In this project, Interprotein identified a good small molecule-binding site that is located on the important surface for interaction of interleukin-6 (IL-6) and IL-6 receptor α (IL-6Rα ). We also conduct the design of the compounds that were expected to bind to the pocket as well as several wet assessments and have already identified a series of interesting hit-to-lead compound, named "CIA series compounds", with the following pharmaceutical profiles:
- CIA series compounds have been shown to inhibit the binding of IL-6 to IL-6Rα by surface plasmon resonance (SPR) analysis.
- The active compounds were confirmed to bind to the target protein (IL-6) by SPR analysis.
- A part of the active compounds were demonstrated to interact with the proposed binding site of the target protein by nuclear magnetic resonance (NMR) analysis.*.
*IL-6 inhibitor project was adopted as a theme of "RIKEN Program for Drug Discovery and Medical Technology Platform" and these results were obtained by the collaborative research with RIKEN
- The active compounds were demonstrated to inhibit IL-6-stimulated phosphorylation of STAT3 in Hep3B cells (human hepatic cell line).

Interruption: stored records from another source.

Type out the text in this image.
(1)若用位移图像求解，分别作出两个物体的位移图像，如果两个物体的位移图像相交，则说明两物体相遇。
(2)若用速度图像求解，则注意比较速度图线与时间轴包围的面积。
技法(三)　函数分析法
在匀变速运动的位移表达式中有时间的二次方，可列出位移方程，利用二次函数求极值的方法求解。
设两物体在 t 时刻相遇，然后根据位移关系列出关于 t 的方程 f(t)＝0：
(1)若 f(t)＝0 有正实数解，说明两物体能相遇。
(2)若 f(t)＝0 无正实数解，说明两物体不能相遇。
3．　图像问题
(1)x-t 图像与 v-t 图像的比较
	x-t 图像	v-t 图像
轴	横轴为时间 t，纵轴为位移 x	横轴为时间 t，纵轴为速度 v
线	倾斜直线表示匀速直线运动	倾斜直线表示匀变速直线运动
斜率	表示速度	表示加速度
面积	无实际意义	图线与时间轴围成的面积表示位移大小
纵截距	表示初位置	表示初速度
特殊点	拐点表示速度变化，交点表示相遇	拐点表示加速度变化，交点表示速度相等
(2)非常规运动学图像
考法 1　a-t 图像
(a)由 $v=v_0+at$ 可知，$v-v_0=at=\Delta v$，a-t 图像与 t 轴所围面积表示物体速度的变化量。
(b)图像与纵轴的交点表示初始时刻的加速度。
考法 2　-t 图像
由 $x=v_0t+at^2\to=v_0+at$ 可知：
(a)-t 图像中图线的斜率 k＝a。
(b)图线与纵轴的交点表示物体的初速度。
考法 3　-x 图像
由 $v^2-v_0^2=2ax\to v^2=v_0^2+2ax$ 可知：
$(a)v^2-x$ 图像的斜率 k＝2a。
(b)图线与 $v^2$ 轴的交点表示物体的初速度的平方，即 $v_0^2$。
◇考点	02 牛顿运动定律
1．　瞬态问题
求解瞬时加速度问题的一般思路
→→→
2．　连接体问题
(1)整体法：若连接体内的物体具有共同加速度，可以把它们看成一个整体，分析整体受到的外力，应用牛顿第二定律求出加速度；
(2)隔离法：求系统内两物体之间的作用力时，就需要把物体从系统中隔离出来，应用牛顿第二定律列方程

Small molecule IL-6 inhibitor is expected to contribute to treatment for not only Castleman's disease, rheumatoid arthritis and juvenile idiopathic arthritis (current indications of tocilizumab) but also many other inflammatory/autoimmune diseases including CNS inflammation (with CNS-penetrative small compounds) and cancer-related cachexia. We also bring IL-6-related leukemia and solid tumors into view.